Memórias da Estação - Vermelho
Sentei-me em meu banco de praxe, aguardando o próximo trem, na esperança que o mesmo, daquela vez, me trouxesse quem eu sempre esperava. E se de praxe eu estava em meu banco, de praxe também eu estava minutos adiantado à chegada da máquina de fumaça e ferro.
Meus olhos, que passeavam pelo jornal em busca de notícias do cotidiano, foram atraídos, como se magnetizados, por um balançar de saia que por mim passou, e antes que me julguem estar a observar cintura alheia, foram os cabelos vermelhos que realmente me atraíram.
Há quantos dias, meses e horas eu não aguardava o retornar de cabelos da mesma tonalidade, ali mesmo, naquela estação? Cabelos que, como o sol, iluminariam meu dia e que como vermelhos, me deixariam rubro em uma mistura de alegria, ansiedade, euforia e alívio. Só Deus sabe como desejei que aquelas madeixas fossem tuas, mas não eram.
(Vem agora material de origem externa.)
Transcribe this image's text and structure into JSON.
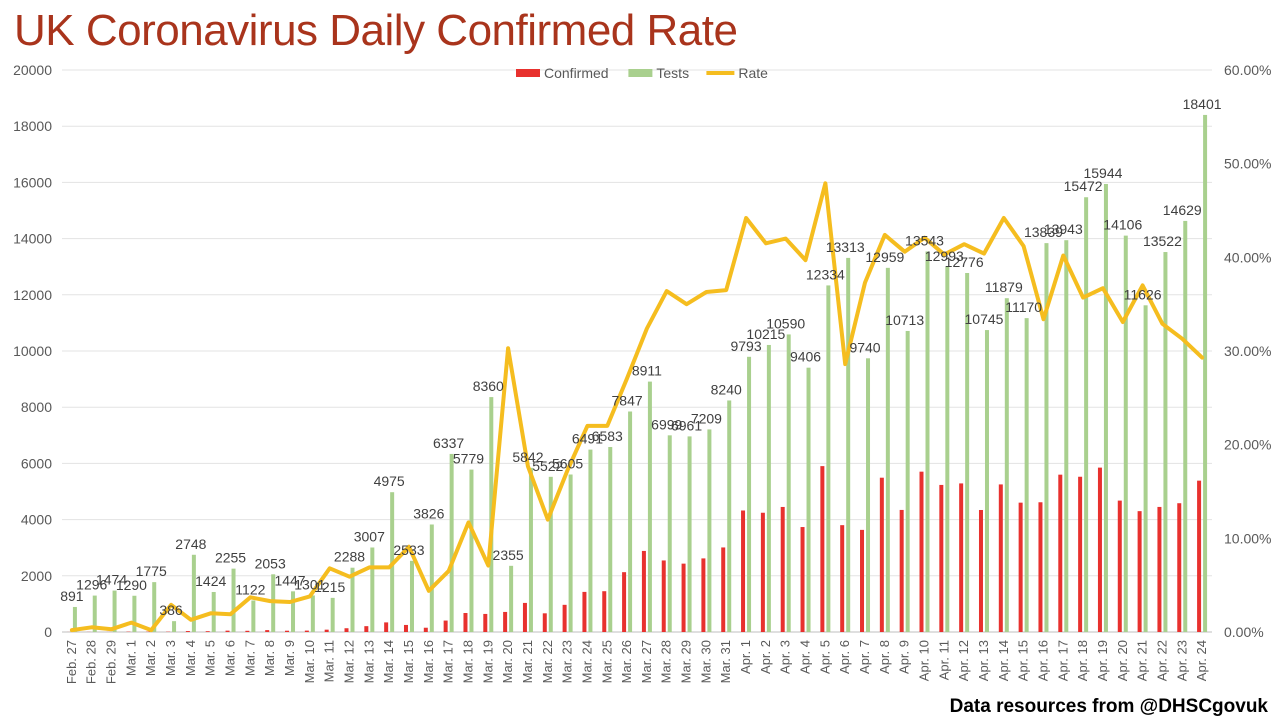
{
  "title": "UK Coronavirus Daily Confirmed Rate",
  "credit": "Data resources from @DHSCgovuk",
  "colors": {
    "confirmed": "#e8312e",
    "tests": "#a9d08e",
    "rate": "#f5bd1f",
    "title": "#a9341c"
  },
  "chart_data": {
    "type": "bar",
    "title": "UK Coronavirus Daily Confirmed Rate",
    "categories": [
      "Feb. 27",
      "Feb. 28",
      "Feb. 29",
      "Mar. 1",
      "Mar. 2",
      "Mar. 3",
      "Mar. 4",
      "Mar. 5",
      "Mar. 6",
      "Mar. 7",
      "Mar. 8",
      "Mar. 9",
      "Mar. 10",
      "Mar. 11",
      "Mar. 12",
      "Mar. 13",
      "Mar. 14",
      "Mar. 15",
      "Mar. 16",
      "Mar. 17",
      "Mar. 18",
      "Mar. 19",
      "Mar. 20",
      "Mar. 21",
      "Mar. 22",
      "Mar. 23",
      "Mar. 24",
      "Mar. 25",
      "Mar. 26",
      "Mar. 27",
      "Mar. 28",
      "Mar. 29",
      "Mar. 30",
      "Mar. 31",
      "Apr. 1",
      "Apr. 2",
      "Apr. 3",
      "Apr. 4",
      "Apr. 5",
      "Apr. 6",
      "Apr. 7",
      "Apr. 8",
      "Apr. 9",
      "Apr. 10",
      "Apr. 11",
      "Apr. 12",
      "Apr. 13",
      "Apr. 14",
      "Apr. 15",
      "Apr. 16",
      "Apr. 17",
      "Apr. 18",
      "Apr. 19",
      "Apr. 20",
      "Apr. 21",
      "Apr. 22",
      "Apr. 23",
      "Apr. 24"
    ],
    "series": [
      {
        "name": "Confirmed",
        "axis": "left",
        "kind": "bar",
        "values": [
          2,
          4,
          4,
          12,
          13,
          11,
          34,
          29,
          48,
          43,
          67,
          46,
          50,
          83,
          134,
          208,
          342,
          251,
          152,
          407,
          676,
          643,
          714,
          1035,
          665,
          967,
          1427,
          1452,
          2129,
          2885,
          2546,
          2433,
          2619,
          3009,
          4324,
          4244,
          4450,
          3735,
          5903,
          3802,
          3634,
          5491,
          4344,
          5706,
          5234,
          5288,
          4342,
          5252,
          4603,
          4617,
          5599,
          5525,
          5850,
          4676,
          4301,
          4451,
          4583,
          5386
        ]
      },
      {
        "name": "Tests",
        "axis": "left",
        "kind": "bar",
        "labeled": true,
        "values": [
          891,
          1296,
          1474,
          1290,
          1775,
          386,
          2748,
          1424,
          2255,
          1122,
          2053,
          1447,
          1301,
          1215,
          2288,
          3007,
          4975,
          2533,
          3826,
          6337,
          5779,
          8360,
          2355,
          5842,
          5522,
          5605,
          6491,
          6583,
          7847,
          8911,
          6999,
          6961,
          7209,
          8240,
          9793,
          10215,
          10590,
          9406,
          12334,
          13313,
          9740,
          12959,
          10713,
          13543,
          12993,
          12776,
          10745,
          11879,
          11170,
          13839,
          13943,
          15472,
          15944,
          14106,
          11626,
          13522,
          14629,
          18401
        ]
      },
      {
        "name": "Rate",
        "axis": "right",
        "kind": "line",
        "values": [
          0.2,
          0.5,
          0.3,
          1.0,
          0.2,
          2.9,
          1.3,
          2.0,
          1.9,
          3.7,
          3.3,
          3.2,
          3.8,
          6.8,
          5.9,
          6.9,
          6.9,
          9.1,
          4.4,
          6.5,
          11.7,
          7.1,
          30.3,
          17.7,
          12.0,
          17.3,
          22.0,
          22.0,
          27.1,
          32.4,
          36.4,
          35.0,
          36.3,
          36.5,
          44.2,
          41.5,
          42.0,
          39.7,
          47.9,
          28.6,
          37.3,
          42.4,
          40.6,
          42.1,
          40.3,
          41.4,
          40.4,
          44.2,
          41.2,
          33.4,
          40.2,
          35.7,
          36.7,
          33.1,
          37.0,
          32.9,
          31.3,
          29.3
        ]
      }
    ],
    "legend": [
      "Confirmed",
      "Tests",
      "Rate"
    ],
    "legend_position": "top-center",
    "ylim": [
      0,
      20000
    ],
    "y_ticks": [
      0,
      2000,
      4000,
      6000,
      8000,
      10000,
      12000,
      14000,
      16000,
      18000,
      20000
    ],
    "y2lim": [
      0,
      60
    ],
    "y2_ticks": [
      "0.00%",
      "10.00%",
      "20.00%",
      "30.00%",
      "40.00%",
      "50.00%",
      "60.00%"
    ],
    "grid": true
  }
}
Dobrei meu jornal e fiquei a acompanhar com os olhos aquela moça que seguia pela plataforma e me permiti imaginá-la como se fosse quem eu tanto esperava sempre encontrar por ali. Suspirei e lembrei do perfume dos cabelos que eu tanto queria sentir roçar em minha face, me perdi em meu pequeno sonho e por um breve instante tive comigo quem eu há tanto esperava.
Memórias do olfato, do tato, da visão, do paladar, da audição, da intuição, dos fatos e memórias da alma. Lembranças tuas e que na velocidade de um piscar de olhos me visitaram. E embora eu relutasse, a visão daqueles rubros cabelos me levaram ao pior resultado da memória: a saudade.
Como seria magnífico se aquele balançar de saia fosse causado por tuas pernas caminhando em minha direção. Como seria belo para mim, receber o caloroso abraço que há tanto esperava e aguardava naquele banco frio. Como seria minha vida, se você enfim tivesse chegado.
Estranho como detalhes, como um cabelo vermelho, pode trazer tanta coisa à nossa memória. Foram cabelos vermelhos que balançaram para mim quando te vi subir no trem, rumo a um destino qualquer e deixando de bagagem esquecida na plataforma, o meu coração. Eram os seus cabelos vermelhos que se destacavam em uma das tantas pequenas janelas daquela Maria Fumaça, a última imagem emoldurada que guardo de teus olhos e que me visitam sempre que penso no seu retorno.
A moça, dona dos cabelos vermelhos que me lembraram os seus, seguiu o seu caminho por entre os corredores da estação. Eu, por minha vez, aguardei a chegada do trem na plataforma 29, do vagão ninguém com os cabelos das cores dos teus desceu e, mais uma vez, com meu jornal dobrado debaixo do braço e o chapéu me protegendo do sol, voltei para minha casa. Casa sim, pois como dizem os poetas do povo, casa é casa, lar verdadeiramente é onde o coração reside, e o meu lar estava distante de mim, com seus cabelos vermelhos.